Священник Георгий Максимов: Здравствуйте! В эфире передача «Мой путь к Богу». Сегодня у нас в гостях Теймураз Александрович Кристинашвили. Православный человек, бизнесмен. Хотя грузинский народ, как и русский, является православным по культуре и истории, но советский период внес свои коррективы, и многие были оторваны от веры в наших народах. Не могли бы вы рассказать, была ли религиозна ваша семья и как вы начали свой путь к Богу?
Теймураз Кристинашвили: Спасибо, отец Георгий. Действительно, были времена, когда грузином мог именоваться грузин, который был православным, если же он не был православным, то таким людям именоваться грузинами было нельзя. Но те времена канули в Лету, и мы родились и воспитаны были в советский период. Мой папа был научным сотрудником, весьма образованным. Надо отметить, что образование не всегда человеку служит добрую пользу. И вот этот критический взгляд на всё, недоверие, которые иногда порождает образованность, ему были весьма свойственны. То же могу сказать и про свою маму. Она была преподавательницей. В общем-то, вся семья была научного толка, и вопросы веры вообще не поднимались у нас.
Я учился в физико-математической школе, посвящал все свое свободное время занятиям: основным, факультативным, еще каким-то. И мое знакомство с Церковью и приобщение меня к ней случилось одновременно и просто, и необычно. Учитель физики однажды страшно по секрету – это были все-таки 1980-е годы – подарил мне… Новый Завет. И я очень хорошо помню тот момент, когда стал верующим человеком. Я читал Новый Завет… Это была еще ксерокопия, слова еле читались, не всегда правильно. Мне попался синодальный перевод. И вот я его прочитал. И когда я закончил последнюю главу Апокалипсиса, я вдруг испытал такое чувство родства с Богом! Я хорошо помню этот момент, потому что именно тогда стал верующим человеком. Я вдруг обнаружил то, чего мне, весьма юному, не хватало и без чего было сложно жить.
Кстати, у нас дома была огромная библиотека. Поверите или нет: около 20 тысяч книг!
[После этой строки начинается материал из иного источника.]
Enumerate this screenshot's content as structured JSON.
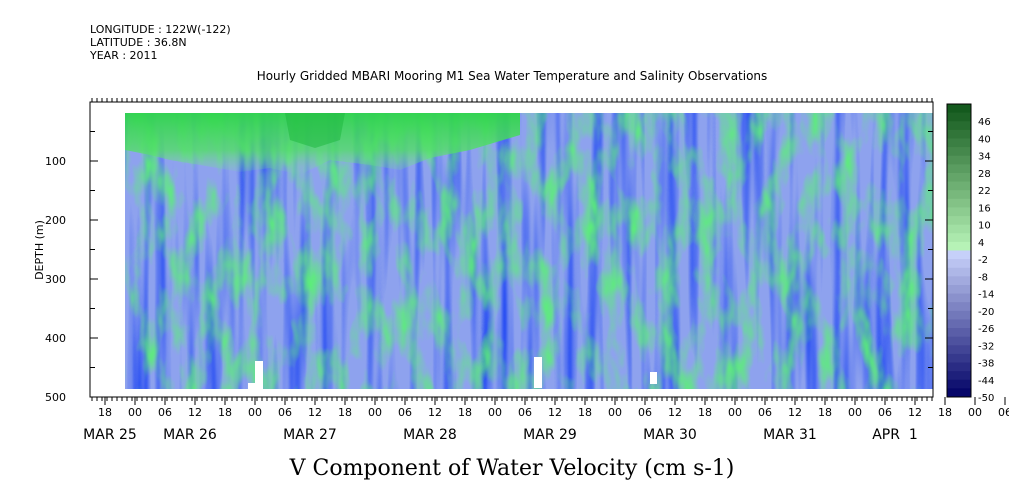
{
  "header": {
    "longitude": "LONGITUDE : 122W(-122)",
    "latitude": "LATITUDE : 36.8N",
    "year": "YEAR : 2011",
    "title": "Hourly Gridded MBARI Mooring M1 Sea Water Temperature and Salinity Observations"
  },
  "chart_data": {
    "type": "heatmap",
    "title": "Hourly Gridded MBARI Mooring M1 Sea Water Temperature and Salinity Observations",
    "xlabel": "V Component of Water Velocity (cm s-1)",
    "ylabel": "DEPTH (m)",
    "y_ticks": [
      100,
      200,
      300,
      400,
      500
    ],
    "ylim": [
      500,
      0
    ],
    "data_depth_range": [
      20,
      487
    ],
    "x_hour_ticks": [
      "18",
      "00",
      "06",
      "12",
      "18",
      "00",
      "06",
      "12",
      "18",
      "00",
      "06",
      "12",
      "18",
      "00",
      "06",
      "12",
      "18",
      "00",
      "06",
      "12",
      "18",
      "00",
      "06",
      "12",
      "18",
      "00",
      "06",
      "12",
      "18",
      "00",
      "06",
      "12"
    ],
    "x_date_labels": [
      "MAR 25",
      "MAR 26",
      "MAR 27",
      "MAR 28",
      "MAR 29",
      "MAR 30",
      "MAR 31",
      "APR  1"
    ],
    "colorbar_levels": [
      "46",
      "40",
      "34",
      "28",
      "22",
      "16",
      "10",
      "4",
      "-2",
      "-8",
      "-14",
      "-20",
      "-26",
      "-32",
      "-38",
      "-44",
      "-50"
    ],
    "colorbar_range": [
      -50,
      52
    ],
    "colorbar_step": 3,
    "grid": false
  }
}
Отец Георгий: Серьезная библиотека.
Теймураз: И из этих книг мне, в соответствии с моим возрастом и моими интересами, папа выдавал книги по темам, меня интересовавшим. И как-то незаметно для него – или даже при его участии, сейчас уже не могу вспомнить – я вдруг обнаружил тоненькую книжечку «Житие преподобного Сергия». Оно было написано очень простым языком, почти детским. Еще там были основные молитвы: «Царю Небесный», «Отче наш», а также рассказывалось, как себя вести, как молиться за родителей, за болящих, за друзей. Эта была тоненькая книжка. Я вообще-то читал очень много и мог быстро прочесть весьма увесистый том. А эта книга для меня каждый раз открывалась с новой стороны, и я читал ее на протяжении целого года. И вот, когда я ее полностью дочитал, она пропала. Я сначала не обратил на это внимание, подумал: «Наверное, мама отложила куда-то или папа положил ее обратно в шкаф».
Прошло некоторое время, и я стал интересоваться: «А где та книга?» Ни мой брат, ни мама, ни папа, ни близкие родственники, которые к нам часто приходили, эту книгу вспомнить не могли вообще. Я им описывал, как она выглядела. Говорил: «Да как же вы не помните?! Я же при вас ее читал». Они не могли вспомнить. Более того, папа вообще отрицал наличие религиозной литературы в нашей библиотеке…
Вот так произошла моя первая встреча с верой, с Богом.
Отец Георгий: И вы после этого стали посещать храм? Или это случилось позже?
Теймураз: Начались активные поиски. Я утвердился в понимании того, что есть вера, что нужно молиться. И стал искать. Ходил в православный храм, но при этом ничего там не понимал. Был некий языковой барьер. Потому что, как и церковнославянский от русского, церковный грузинский язык несколько отличается от современного грузинского. Даже в написании букв. В общем, полноценно пообщаться со священником, осознанно участвовать в Таинствах у меня не получалось. Но я стоял на богослужениях и молился, как мог. И я чувствовал, что я в правильном месте делаю что-то очень правильное. Это наполняло мою жизнь смыслом.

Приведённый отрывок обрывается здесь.